Artists too numerous to count have been influenced by David Bowie’s music, style, and various personas. This was especially prevalent in the ’80s, with visuals and image suddenly so vitally important, and the new wave music strongly echoing some of Bowie’s landmark albums. Bowie himself wasn’t quite sure what path to take in the ’80s, but he found himself again in the ’90s and beyond. More classic albums came: Black Tie, White Noise, Outside, Earthling, Hours…, Heathen, Reality, The Next Day and Blackstar.
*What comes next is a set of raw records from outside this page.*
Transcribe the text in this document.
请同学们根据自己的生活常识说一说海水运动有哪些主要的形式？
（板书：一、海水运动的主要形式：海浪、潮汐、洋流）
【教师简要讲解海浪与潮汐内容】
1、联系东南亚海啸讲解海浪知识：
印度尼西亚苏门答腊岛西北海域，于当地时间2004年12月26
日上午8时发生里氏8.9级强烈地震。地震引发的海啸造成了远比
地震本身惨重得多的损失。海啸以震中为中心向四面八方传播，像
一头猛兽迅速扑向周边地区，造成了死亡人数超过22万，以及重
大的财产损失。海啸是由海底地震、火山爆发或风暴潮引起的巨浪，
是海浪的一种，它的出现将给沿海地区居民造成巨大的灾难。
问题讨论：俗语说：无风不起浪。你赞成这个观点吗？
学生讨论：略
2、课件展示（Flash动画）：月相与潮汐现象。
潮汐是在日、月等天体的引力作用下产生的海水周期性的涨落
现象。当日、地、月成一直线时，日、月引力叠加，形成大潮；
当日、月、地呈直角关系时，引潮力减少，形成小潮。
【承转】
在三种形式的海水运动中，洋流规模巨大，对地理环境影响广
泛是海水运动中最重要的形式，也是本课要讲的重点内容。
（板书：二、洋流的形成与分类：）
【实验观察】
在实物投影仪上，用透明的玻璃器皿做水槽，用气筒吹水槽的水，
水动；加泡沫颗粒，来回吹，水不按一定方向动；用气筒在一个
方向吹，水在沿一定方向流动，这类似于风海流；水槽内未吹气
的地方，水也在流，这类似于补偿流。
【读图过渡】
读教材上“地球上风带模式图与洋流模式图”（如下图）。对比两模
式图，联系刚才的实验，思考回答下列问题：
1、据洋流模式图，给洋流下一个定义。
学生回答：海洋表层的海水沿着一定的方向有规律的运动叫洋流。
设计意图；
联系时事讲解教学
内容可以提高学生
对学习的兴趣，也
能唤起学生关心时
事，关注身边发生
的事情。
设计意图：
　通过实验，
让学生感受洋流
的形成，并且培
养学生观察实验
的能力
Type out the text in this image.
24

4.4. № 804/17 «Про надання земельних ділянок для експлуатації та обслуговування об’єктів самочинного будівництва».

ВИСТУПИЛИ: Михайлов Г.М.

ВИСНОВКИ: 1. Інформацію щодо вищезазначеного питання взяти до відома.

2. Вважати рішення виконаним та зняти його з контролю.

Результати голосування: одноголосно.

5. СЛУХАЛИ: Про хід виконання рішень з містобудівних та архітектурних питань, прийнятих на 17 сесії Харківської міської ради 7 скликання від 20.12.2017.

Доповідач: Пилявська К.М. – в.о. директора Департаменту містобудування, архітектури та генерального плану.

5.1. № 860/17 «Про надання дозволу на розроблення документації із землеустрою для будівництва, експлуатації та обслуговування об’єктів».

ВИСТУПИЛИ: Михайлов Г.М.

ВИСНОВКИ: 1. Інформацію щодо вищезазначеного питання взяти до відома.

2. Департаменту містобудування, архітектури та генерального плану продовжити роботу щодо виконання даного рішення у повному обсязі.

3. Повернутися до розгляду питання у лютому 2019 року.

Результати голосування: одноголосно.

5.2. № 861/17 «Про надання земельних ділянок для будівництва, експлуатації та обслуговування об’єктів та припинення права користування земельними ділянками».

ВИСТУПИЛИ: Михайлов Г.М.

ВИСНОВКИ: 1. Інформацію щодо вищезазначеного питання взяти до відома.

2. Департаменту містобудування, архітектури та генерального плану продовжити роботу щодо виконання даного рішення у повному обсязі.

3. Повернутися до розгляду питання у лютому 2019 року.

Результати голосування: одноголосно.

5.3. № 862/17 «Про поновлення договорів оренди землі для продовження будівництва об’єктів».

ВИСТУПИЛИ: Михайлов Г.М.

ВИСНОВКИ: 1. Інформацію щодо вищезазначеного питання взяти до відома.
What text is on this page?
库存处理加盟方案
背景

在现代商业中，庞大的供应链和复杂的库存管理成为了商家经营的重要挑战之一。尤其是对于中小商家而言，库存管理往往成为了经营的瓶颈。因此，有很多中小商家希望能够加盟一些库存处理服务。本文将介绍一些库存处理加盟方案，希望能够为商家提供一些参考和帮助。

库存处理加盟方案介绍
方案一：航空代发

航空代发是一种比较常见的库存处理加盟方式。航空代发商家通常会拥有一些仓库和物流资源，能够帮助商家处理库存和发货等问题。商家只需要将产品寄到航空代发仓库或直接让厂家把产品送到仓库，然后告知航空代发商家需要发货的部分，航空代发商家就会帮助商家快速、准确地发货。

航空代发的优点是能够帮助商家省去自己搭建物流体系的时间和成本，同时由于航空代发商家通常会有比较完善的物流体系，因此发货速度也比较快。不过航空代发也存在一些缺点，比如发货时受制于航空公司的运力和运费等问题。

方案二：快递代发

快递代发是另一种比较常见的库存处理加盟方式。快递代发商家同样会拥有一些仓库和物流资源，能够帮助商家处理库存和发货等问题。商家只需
Bowie had a heart scare while on tour to support his 2013 album Reality. He shuttered the tour early, and largely disappeared from the public eye. With the years passing, many fans assumed the worst. Clearly, Bowie was ill, and in all likelihood his music career was over. Then with no warning, on his 66th birthday — 8 January 2013 — he released his first new single in a decade, “Where Are We Now?”, and announced the forthcoming new album The Next Day “Where Are We Now?” found an aging man wandering through the ghosts of his pasts, but not giving in — “As long as there’s fire. As long as there’s me, as long as there’s you.” Hold on until the very last breath. It’s the same theme that lies under the horns and electronic beats of “Let’s Dance”, and it’s a current that has passed through all of his work. Don’t be afraid to try, experiment, sometimes fail, sometimes spectacularly succeed. The Next Day seemed a rebirth, a strong album of terrific but often harrowingly dark rock and roll. He released several striking videos, but did no interviews, nor any live shows. But all of his collaborators, especially producer Tony Visconti, who’d been working with Bowie since the late ’60s, attested to his excellent health. We were all wrong, those year when he was silent. He was just biding his time, waiting for the right moment to astonish us all again. And of course, he did.

Reports are that David Bowie died after an 18-month long battle with cancer. That would put his diagnosis at around July 2014, as he was readying a new career-long retrospective Nothing Has Changed, a set that spans his entire remarkable career. Nobody went public with the news, and Bowie remained silent. Instead he poured himself into one final album, and it’s evident not only from the music but from the hauntingly powerful videos for “Blackstar” and “Lazarus” that he put all of himself into this project. Visconti and others again proclaimed Bowie in top condition, capable of singing at full throttle for long recording sessions. Critics and writers, including yours truly, widely proclaimed Blackstar a masterpiece. It was released on his 69th birthday. And two days later, he is gone.

The video for “Lazarus” — released on Thursday, 7 January 2016, three days before his death — shows a wan, thin, aging man writhing on a hospital bed. Surely another character, right? Surely more powerful acting, like we’ve seen so many times before. At the very end, Bowie totters backwards into a large wardrobe, closing the door behind him as he enters the darkness and the song fades to black. What does it mean now that we all know the truth? Bowie was never one to shy away from reality. He didn’t express himself through interviews, but he didn’t need to. It’s all writ large to see in his music, and the powerful visuals that accompany it. Sound and vision.

“There’s a Starman waiting in the sky / he’d like to come and meet us, but he thinks he’d blow our minds.” He already has. His musical legacy is peerless, and eternal. Goodbye, David Bowie. You touched millions and made the world a better place for being in it. You will never be forgotten.